“We need to light the fire and ignite inspiration in our young people to explore the incredible world of reprographics,” said Matt Francklow, managing director of Creation Reprographics.
Specialists in packaging artwork, reprographics and plate production, Creation, is calling for change to encourage more young people to consider careers in the industry.
Established in 2004, Creation offers 24-hour reprographics and platemaking services to the UK and European print markets. The company has previously employed young graduates to adapt and bring fresh new ideas and people into the business.
Francklow said, “We need to set the right foundation for a positive flow of new talent into our industry. It is our belief that the right balance of diversity and inclusion drives better business performance. We see young talent as a great way to bring new and fresh ideas into this creative industry.”
The UK printing industry has a turnover of £13bn and employs 116,000 people, according to new data sourced by the BPIF. In addition, figures have revealed 8.4 per cent of the industry’s workforce is under the age of 24.
17-year-old Charlie Barge, who is currently a studio trainee at Creation, had previously carried out work experience at the Daventry headquartered company. He is now working alongside experts in designing creative artwork, maintaining digital systems, running equipment and controlling output and quality for specific projects.
Barge said, “It’s the design aspect of the industry that I love. It never gets boring, there are always new creative jobs coming in to tackle. The freedom to express yourself through your designs is the most satisfying element of the job. I also enjoy learning about new technologies and software systems, which help to bring designs to life.
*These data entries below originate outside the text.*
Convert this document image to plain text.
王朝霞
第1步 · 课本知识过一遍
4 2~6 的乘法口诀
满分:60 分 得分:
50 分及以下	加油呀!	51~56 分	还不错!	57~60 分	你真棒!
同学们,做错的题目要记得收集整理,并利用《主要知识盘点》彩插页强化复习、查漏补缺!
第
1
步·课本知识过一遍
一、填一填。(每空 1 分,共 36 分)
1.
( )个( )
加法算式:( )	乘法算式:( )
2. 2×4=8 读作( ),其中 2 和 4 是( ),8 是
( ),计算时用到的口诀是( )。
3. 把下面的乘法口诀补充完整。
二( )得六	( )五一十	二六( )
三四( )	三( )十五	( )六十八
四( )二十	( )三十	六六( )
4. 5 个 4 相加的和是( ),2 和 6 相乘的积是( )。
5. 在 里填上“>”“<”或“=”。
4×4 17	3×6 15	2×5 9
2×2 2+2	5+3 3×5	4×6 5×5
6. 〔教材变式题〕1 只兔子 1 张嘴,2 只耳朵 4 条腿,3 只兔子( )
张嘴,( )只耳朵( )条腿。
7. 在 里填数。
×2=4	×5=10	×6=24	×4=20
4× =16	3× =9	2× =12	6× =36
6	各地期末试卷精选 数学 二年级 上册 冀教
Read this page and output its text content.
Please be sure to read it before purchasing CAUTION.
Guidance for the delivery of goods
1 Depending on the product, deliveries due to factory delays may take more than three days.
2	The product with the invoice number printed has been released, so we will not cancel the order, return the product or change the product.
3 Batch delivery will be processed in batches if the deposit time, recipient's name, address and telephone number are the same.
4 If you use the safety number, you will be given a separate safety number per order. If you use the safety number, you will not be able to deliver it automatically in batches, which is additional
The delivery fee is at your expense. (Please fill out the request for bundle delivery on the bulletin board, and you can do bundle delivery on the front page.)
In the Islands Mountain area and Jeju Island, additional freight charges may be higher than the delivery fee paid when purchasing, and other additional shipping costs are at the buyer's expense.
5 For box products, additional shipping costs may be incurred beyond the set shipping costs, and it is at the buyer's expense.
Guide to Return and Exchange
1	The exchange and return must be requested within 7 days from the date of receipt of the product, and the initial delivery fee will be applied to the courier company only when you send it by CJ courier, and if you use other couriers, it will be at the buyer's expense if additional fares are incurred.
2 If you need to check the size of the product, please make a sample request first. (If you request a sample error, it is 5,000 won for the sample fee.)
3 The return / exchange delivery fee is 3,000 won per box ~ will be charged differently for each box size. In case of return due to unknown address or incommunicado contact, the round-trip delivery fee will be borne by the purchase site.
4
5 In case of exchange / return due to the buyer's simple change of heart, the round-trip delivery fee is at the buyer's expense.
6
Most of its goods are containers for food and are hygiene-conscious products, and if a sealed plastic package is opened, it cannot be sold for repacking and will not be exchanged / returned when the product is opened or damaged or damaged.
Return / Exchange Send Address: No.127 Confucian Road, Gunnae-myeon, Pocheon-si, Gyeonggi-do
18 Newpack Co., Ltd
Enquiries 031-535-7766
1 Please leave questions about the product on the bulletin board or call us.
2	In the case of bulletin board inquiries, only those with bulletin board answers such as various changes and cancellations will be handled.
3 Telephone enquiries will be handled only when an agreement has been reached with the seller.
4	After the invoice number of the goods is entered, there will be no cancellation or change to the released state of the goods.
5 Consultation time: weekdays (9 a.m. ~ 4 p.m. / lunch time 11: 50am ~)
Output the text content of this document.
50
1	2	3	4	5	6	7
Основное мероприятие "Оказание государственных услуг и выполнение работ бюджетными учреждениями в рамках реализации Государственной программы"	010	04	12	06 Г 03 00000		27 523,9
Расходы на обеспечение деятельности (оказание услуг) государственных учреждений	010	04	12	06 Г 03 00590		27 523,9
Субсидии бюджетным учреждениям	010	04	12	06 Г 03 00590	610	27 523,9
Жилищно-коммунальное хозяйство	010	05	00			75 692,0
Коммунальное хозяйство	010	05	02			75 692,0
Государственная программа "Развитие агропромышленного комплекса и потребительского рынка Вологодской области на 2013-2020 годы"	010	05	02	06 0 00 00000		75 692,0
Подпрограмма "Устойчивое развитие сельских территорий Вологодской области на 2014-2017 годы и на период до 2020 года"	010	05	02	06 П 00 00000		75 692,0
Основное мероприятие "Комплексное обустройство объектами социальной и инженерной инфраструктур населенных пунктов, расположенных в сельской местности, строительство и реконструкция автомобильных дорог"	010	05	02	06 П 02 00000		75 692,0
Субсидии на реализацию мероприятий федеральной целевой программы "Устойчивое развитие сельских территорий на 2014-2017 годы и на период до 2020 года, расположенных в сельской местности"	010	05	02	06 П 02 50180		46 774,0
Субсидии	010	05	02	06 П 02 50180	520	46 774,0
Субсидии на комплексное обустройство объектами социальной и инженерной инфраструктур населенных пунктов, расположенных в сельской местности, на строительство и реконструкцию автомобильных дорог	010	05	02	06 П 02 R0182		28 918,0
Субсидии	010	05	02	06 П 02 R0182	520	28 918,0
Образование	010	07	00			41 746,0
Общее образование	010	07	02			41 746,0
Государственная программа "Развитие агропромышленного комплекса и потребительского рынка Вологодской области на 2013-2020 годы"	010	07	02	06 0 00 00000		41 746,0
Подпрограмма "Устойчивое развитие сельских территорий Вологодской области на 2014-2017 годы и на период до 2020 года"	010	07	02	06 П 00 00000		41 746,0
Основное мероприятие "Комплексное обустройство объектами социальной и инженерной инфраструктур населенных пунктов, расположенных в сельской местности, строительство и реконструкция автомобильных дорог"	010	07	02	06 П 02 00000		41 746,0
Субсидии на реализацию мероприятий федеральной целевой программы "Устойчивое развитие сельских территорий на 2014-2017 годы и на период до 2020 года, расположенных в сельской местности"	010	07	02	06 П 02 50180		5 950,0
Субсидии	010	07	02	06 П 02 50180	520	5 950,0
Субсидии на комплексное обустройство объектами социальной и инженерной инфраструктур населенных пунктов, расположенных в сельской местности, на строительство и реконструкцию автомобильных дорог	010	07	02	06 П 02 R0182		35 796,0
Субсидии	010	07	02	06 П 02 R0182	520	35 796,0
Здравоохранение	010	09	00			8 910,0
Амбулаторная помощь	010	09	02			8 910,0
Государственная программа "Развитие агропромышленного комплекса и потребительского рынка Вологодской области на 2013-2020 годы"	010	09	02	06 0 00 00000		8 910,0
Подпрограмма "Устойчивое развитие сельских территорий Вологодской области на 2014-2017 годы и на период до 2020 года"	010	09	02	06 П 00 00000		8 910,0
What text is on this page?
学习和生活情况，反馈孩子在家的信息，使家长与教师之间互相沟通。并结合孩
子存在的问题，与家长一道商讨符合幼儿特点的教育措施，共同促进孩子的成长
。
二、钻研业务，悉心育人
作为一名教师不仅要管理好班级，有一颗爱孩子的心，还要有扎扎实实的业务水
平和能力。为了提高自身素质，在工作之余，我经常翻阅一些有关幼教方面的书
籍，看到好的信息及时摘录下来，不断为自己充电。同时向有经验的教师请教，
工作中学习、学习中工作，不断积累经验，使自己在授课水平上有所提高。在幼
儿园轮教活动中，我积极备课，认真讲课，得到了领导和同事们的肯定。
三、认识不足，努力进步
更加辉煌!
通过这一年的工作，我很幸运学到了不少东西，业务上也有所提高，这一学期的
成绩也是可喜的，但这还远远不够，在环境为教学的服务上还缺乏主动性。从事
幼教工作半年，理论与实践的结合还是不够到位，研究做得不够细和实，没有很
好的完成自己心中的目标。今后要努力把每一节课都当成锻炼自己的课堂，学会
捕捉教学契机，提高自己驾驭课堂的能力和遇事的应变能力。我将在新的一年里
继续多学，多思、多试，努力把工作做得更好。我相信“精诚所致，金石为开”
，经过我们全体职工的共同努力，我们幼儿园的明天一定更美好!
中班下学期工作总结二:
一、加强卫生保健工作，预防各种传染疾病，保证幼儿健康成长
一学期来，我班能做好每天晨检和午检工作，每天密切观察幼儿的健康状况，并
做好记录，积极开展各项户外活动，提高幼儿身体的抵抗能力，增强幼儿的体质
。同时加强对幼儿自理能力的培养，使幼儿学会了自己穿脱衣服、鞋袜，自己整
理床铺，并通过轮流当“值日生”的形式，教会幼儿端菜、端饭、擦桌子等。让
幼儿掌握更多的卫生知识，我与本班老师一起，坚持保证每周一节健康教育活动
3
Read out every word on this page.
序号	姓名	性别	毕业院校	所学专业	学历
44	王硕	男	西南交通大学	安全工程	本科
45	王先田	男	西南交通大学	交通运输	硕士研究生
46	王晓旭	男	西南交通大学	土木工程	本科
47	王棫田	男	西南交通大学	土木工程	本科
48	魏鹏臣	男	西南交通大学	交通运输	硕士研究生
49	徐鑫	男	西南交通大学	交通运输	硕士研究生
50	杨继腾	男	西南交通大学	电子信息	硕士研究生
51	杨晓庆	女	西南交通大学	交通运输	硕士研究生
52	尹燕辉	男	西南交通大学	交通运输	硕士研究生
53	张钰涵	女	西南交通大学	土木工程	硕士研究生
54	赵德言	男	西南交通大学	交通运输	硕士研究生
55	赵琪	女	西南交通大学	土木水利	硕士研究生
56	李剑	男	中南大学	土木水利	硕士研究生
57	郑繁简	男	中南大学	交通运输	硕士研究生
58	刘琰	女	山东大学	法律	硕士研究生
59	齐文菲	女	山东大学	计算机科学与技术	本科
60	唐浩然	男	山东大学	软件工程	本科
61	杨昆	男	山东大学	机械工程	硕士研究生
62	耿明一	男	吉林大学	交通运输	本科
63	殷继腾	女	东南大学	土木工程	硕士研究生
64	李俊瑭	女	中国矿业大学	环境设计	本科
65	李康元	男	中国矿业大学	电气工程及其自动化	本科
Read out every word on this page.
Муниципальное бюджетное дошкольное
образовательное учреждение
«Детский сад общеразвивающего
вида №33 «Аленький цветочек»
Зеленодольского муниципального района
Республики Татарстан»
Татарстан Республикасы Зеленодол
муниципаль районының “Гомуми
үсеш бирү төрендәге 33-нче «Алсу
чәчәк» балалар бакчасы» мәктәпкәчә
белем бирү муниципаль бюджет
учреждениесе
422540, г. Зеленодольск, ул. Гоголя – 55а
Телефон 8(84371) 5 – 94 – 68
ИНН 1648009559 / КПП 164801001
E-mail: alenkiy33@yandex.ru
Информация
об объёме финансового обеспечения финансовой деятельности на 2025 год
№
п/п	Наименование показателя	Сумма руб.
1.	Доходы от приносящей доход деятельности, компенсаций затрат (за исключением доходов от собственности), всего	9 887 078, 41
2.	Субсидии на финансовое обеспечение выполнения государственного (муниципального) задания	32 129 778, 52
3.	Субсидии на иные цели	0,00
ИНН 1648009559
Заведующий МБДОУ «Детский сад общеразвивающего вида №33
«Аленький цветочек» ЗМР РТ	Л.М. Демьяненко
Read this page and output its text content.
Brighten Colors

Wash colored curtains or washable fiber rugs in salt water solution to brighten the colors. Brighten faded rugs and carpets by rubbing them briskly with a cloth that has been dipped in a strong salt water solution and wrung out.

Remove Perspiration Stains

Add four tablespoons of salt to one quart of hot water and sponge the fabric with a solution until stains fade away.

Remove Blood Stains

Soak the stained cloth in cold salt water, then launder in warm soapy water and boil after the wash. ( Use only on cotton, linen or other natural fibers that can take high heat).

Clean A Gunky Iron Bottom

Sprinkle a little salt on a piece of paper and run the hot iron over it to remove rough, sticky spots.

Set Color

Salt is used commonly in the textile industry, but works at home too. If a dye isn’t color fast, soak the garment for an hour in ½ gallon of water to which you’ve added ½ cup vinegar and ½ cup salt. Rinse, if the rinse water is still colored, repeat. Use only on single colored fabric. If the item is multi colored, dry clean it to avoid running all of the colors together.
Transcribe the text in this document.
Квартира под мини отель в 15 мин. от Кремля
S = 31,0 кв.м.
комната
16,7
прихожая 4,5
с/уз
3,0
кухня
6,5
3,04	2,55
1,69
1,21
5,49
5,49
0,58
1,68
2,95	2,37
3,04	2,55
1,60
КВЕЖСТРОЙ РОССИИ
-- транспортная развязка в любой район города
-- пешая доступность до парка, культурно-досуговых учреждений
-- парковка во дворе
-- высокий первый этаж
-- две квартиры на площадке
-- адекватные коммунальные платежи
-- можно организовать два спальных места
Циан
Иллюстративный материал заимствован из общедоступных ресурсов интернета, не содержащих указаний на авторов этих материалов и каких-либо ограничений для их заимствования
“Young people have a different outlook and view. They bring a fresh insight to the reprographic industry with new concepts. They find it easier to adapt to change and are more technologically aware.”
Barge believes the industry needs to open its doors to the younger generation and show them what it entails, something Francklow agrees with: “Part of the problem stems from a lack of awareness amongst young people of the job opportunities within our industry and what those jobs involve. Connecting schools and colleges with the industry will help to bridge this gap and highlight the opportunities in our sector.”
Barge, who is still studying digital design at college and working at Creation during the school holidays, is hoping his enthusiasm, positivity and developing skill set will secure him a full time role once he has completed his course.
Organisations such as the BPIF, The Institute of Packaging and The Printing Charity have made efforts to encourage young people to consider print as a career, but more needs to be done.
Francklow concluded, “We need to invest in staff to futureproof our business. We need to inspire young people to become the next generation of designers and printers. Addressing the age and possible skills gap is a critical issue and giving young people access to career and training opportunities has never been more important for our industry.”